There two basic data types to the procol; a documentand a header. A document is just a collection of bits, to be passed verbatim from server to client. Theheader is a short, structured collection of data about the document. My goal is that theheader be small and informative enough that interested parties will feel free to keep the header in it's entirety, with the freedom to snap off and discard the attacheddocument, secure in the knowlege that it can be retrieved from a server if need be. The minimum contents for theheader will run something like this:

One special type of document used by the protocol, which is a directory document, consisting of a collection of headerS for otherdocuments.

The Client Protocol

The client protocol has very few types of requests. Basicly they are

The client can address his request to any known or suspectedshare server for the information he wants. The key point is that any host, or many hosts, not only the one that nominally contains the document, and not only the one directly addressed, may respond with an offer to provide the data requested.

The offer will probably contain some estimate of the quality of service likely to be provided, and the client is free to bias the evaluation of the offers based on the timeliness of the offer and other information. No matter who or how many respond with offers to provide the data, the client is free to pick and choose which to ask to provide the bulk data, and once provided, to ask others to authenticate the accuracy of the information provided.

The Share Server protocol

The server protocol has a few more elements. In addition to responding directly to client requests, the servers attempt to act asbrokers to find a copy of the requested data, and aslibrarians to maintain a cache of frequently requested data.

The basic intent is that both requests for information and offers to provide it will cascade in a decentralized manner, much the same as internet routing information is exchanged now. Senescent information will gradually come to reside only on the original server (and die-hard mirrors) while any information that is in high demand will rapidly become ubiquitous.

Except for the ultimate "home" of any document, there will be no fixed points where the document is stored, and no fixed relationships between consumers and theimmediate providers of data.

Local sites will not have to establish and manage explicit mirrors, or guess will be of interest to local clients, and individual users will not be so motivated to hoard copies of "interesting" documents.

Authentication and Security of data

Is should be obvious that under this system, clients never know where their data comes from, so it's important that they verify that the data described in the header actually matches the data that arrives in the document.

It's important that the servers know and respect the wishes of whoever "owns" the document, so documents can be deleted or superseded.

For both of these reasons, I suspect that share servers and clients should use digital signatures to establish the authenticity of the information they deal in.

Scenario

Suppose WWW.MCOM.COM announces a new version of netscape, or the US government department of spinach research (a small office) announces its spinach-based cancer cure. Both can expect about a million requests within the next few days.

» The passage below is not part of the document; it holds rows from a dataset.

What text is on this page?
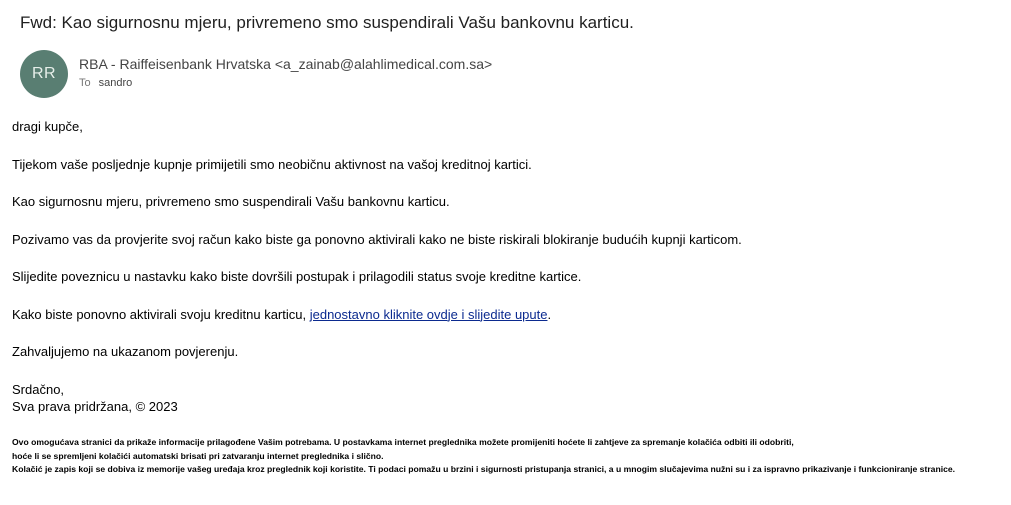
Fwd: Kao sigurnosnu mjeru, privremeno smo suspendirali Vašu bankovnu karticu.
RR
RBA - Raiffeisenbank Hrvatska <a_zainab@alahlimedical.com.sa>
To sandro

dragi kupče,

Tijekom vaše posljednje kupnje primijetili smo neobičnu aktivnost na vašoj kreditnoj kartici.

Kao sigurnosnu mjeru, privremeno smo suspendirali Vašu bankovnu karticu.

Pozivamo vas da provjerite svoj račun kako biste ga ponovno aktivirali kako ne biste riskirali blokiranje budućih kupnji karticom.

Slijedite poveznicu u nastavku kako biste dovršili postupak i prilagodili status svoje kreditne kartice.

Kako biste ponovno aktivirali svoju kreditnu karticu, jednostavno kliknite ovdje i slijedite upute.

Zahvaljujemo na ukazanom povjerenju.

Srdačno,

Sva prava pridržana, © 2023

Ovo omogućava stranici da prikaže informacije prilagođene Vašim potrebama. U postavkama internet preglednika možete promijeniti hoćete li zahtjeve za spremanje kolačića odbiti ili odobriti,
hoće li se spremljeni kolačići automatski brisati pri zatvaranju internet preglednika i slično.
Kolačić je zapis koji se dobiva iz memorije vašeg uređaja kroz preglednik koji koristite. Ti podaci pomažu u brzini i sigurnosti pristupanja stranici, a u mnogim slučajevima nužni su i za ispravno prikazivanje i funkcioniranje stranice.
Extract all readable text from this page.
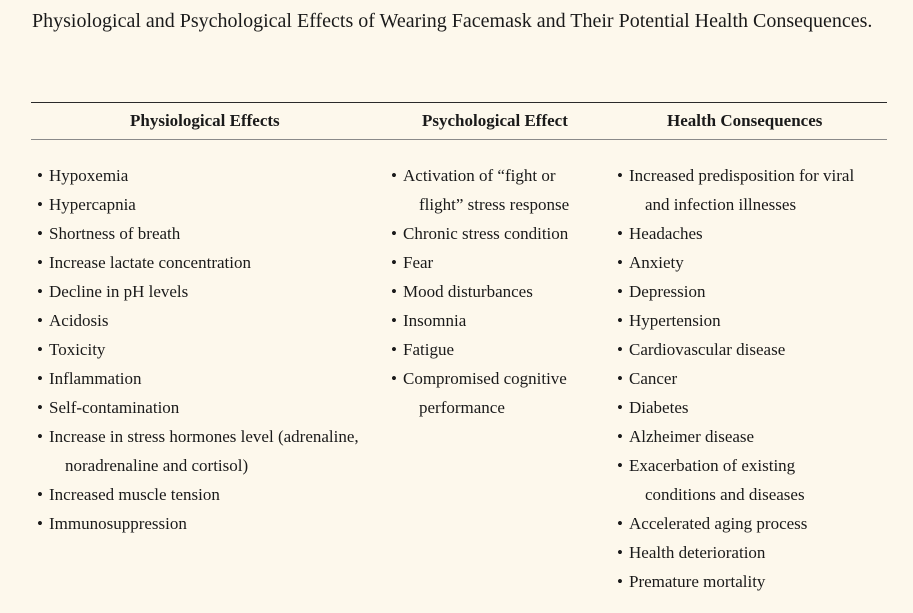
Physiological and Psychological Effects of Wearing Facemask and Their Potential Health Consequences.
Physiological Effects	Psychological Effect	Health Consequences
• Hypoxemia
• Hypercapnia
• Shortness of breath
• Increase lactate concentration
• Decline in pH levels
• Acidosis
• Toxicity
• Inflammation
• Self-contamination
• Increase in stress hormones level (adrenaline,
noradrenaline and cortisol)
• Increased muscle tension
• Immunosuppression
• Activation of “fight or
flight” stress response
• Chronic stress condition
• Fear
• Mood disturbances
• Insomnia
• Fatigue
• Compromised cognitive
performance
• Increased predisposition for viral
and infection illnesses
• Headaches
• Anxiety
• Depression
• Hypertension
• Cardiovascular disease
• Cancer
• Diabetes
• Alzheimer disease
• Exacerbation of existing
conditions and diseases
• Accelerated aging process
• Health deterioration
• Premature mortality
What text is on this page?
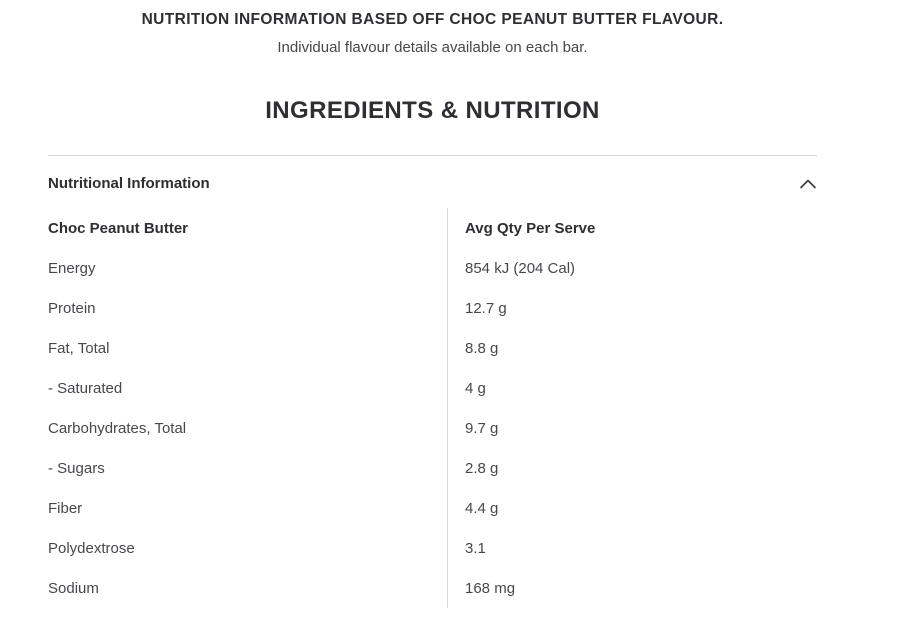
NUTRITION INFORMATION BASED OFF CHOC PEANUT BUTTER FLAVOUR.

Individual flavour details available on each bar.

INGREDIENTS & NUTRITION
Nutritional Information
Choc Peanut Butter	Avg Qty Per Serve
Energy	854 kJ (204 Cal)
Protein	12.7 g
Fat, Total	8.8 g
- Saturated	4 g
Carbohydrates, Total	9.7 g
- Sugars	2.8 g
Fiber	4.4 g
Polydextrose	3.1
Sodium	168 mg
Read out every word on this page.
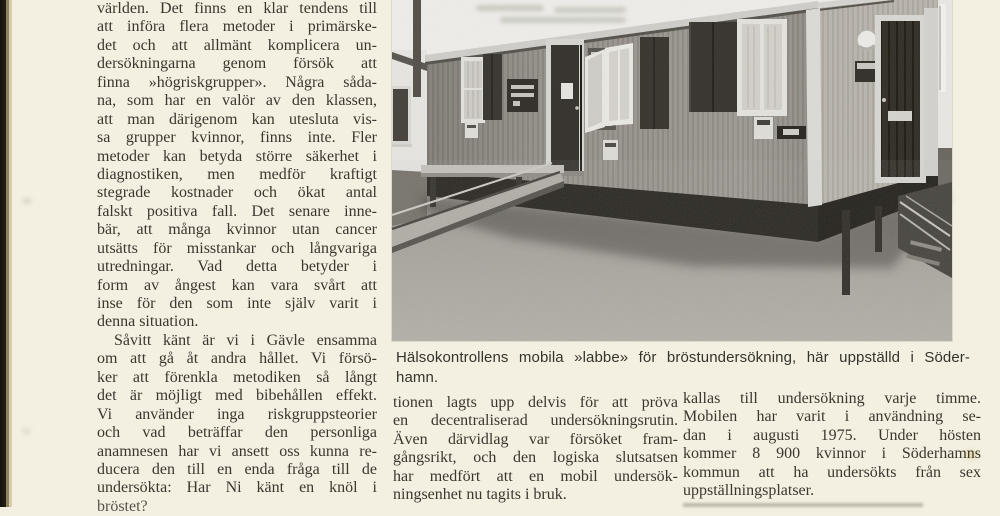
världen. Det finns en klar tendens till
att införa flera metoder i primärske-
det och att allmänt komplicera un-
dersökningarna genom försök att
finna »högriskgrupper». Några såda-
na, som har en valör av den klassen,
att man därigenom kan utesluta vis-
sa grupper kvinnor, finns inte. Fler
metoder kan betyda större säkerhet i
diagnostiken, men medför kraftigt
stegrade kostnader och ökat antal
falskt positiva fall. Det senare inne-
bär, att många kvinnor utan cancer
utsätts för misstankar och långvariga
utredningar. Vad detta betyder i
form av ångest kan vara svårt att
inse för den som inte själv varit i
denna situation.
Såvitt känt är vi i Gävle ensamma
om att gå åt andra hållet. Vi försö-
ker att förenkla metodiken så långt
det är möjligt med bibehållen effekt.
Vi använder inga riskgruppsteorier
och vad beträffar den personliga
anamnesen har vi ansett oss kunna re-
ducera den till en enda fråga till de
undersökta: Har Ni känt en knöl i
bröstet?
Hälsokontrollens mobila »labbe» för bröstundersökning, här uppställd i Söder-
hamn.
tionen lagts upp delvis för att pröva
en decentraliserad undersökningsrutin.
Även därvidlag var försöket fram-
gångsrikt, och den logiska slutsatsen
har medfört att en mobil undersök-
ningsenhet nu tagits i bruk.
kallas till undersökning varje timme.
Mobilen har varit i användning se-
dan i augusti 1975. Under hösten
kommer 8 900 kvinnor i Söderhamns
kommun att ha undersökts från sex
uppställningsplatser.
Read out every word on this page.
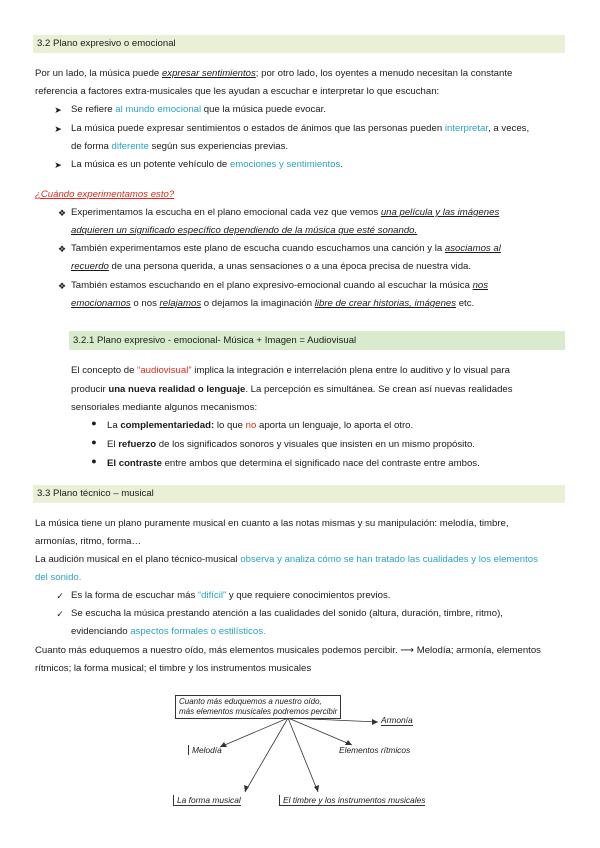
3.2 Plano expresivo o emocional
Por un lado, la música puede expresar sentimientos; por otro lado, los oyentes a menudo necesitan la constante
referencia a factores extra-musicales que les ayudan a escuchar e interpretar lo que escuchan:
➤ Se refiere al mundo emocional que la música puede evocar.
➤ La música puede expresar sentimientos o estados de ánimos que las personas pueden interpretar, a veces,
de forma diferente según sus experiencias previas.
➤ La música es un potente vehículo de emociones y sentimientos.
¿Cuándo experimentamos esto?
❖ Experimentamos la escucha en el plano emocional cada vez que vemos una película y las imágenes
adquieren un significado específico dependiendo de la música que esté sonando.
❖ También experimentamos este plano de escucha cuando escuchamos una canción y la asociamos al
recuerdo de una persona querida, a unas sensaciones o a una época precisa de nuestra vida.
❖ También estamos escuchando en el plano expresivo-emocional cuando al escuchar la música nos
emocionamos o nos relajamos o dejamos la imaginación libre de crear historias, imágenes etc.
3.2.1 Plano expresivo - emocional- Música + Imagen = Audiovisual
El concepto de “audiovisual” implica la integración e interrelación plena entre lo auditivo y lo visual para
producir una nueva realidad o lenguaje. La percepción es simultánea. Se crean así nuevas realidades
sensoriales mediante algunos mecanismos:
●	La complementariedad: lo que no aporta un lenguaje, lo aporta el otro.
●	El refuerzo de los significados sonoros y visuales que insisten en un mismo propósito.
●	El contraste entre ambos que determina el significado nace del contraste entre ambos.
3.3 Plano técnico – musical
La música tiene un plano puramente musical en cuanto a las notas mismas y su manipulación: melodía, timbre,
armonías, ritmo, forma…
La audición musical en el plano técnico-musical observa y analiza cómo se han tratado las cualidades y los elementos
del sonido.
✓ Es la forma de escuchar más “difícil” y que requiere conocimientos previos.
✓ Se escucha la música prestando atención a las cualidades del sonido (altura, duración, timbre, ritmo),
evidenciando aspectos formales o estilísticos.
Cuanto más eduquemos a nuestro oído, más elementos musicales podemos percibir. ⟶ Melodía; armonía, elementos
rítmicos; la forma musical; el timbre y los instrumentos musicales
Cuanto más eduquemos a nuestro oído,
más elementos musicales podremos percibir
Armonía
Elementos rítmicos
Melodía
La forma musical	El timbre y los instrumentos musicales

You know what happens now. How would it work under theshare protocol?

So, the first few minutes after the big announcement, local share servers all over the world would be asked a copy of that important document on spinach farming. Not knowing anything about it, the local servers would pass on the request in the approximate "uphill" direction. "Uphill "servers, seeing a wave of requests would pass the requests on, and also request copies for themselves. As soon as their copies arrived, they could begin serving the requests themselves. By the time the BIG wave of requests crests, many, many local servers will have copies. The lonely PC in the spinach research office may have only actually delivered one copy.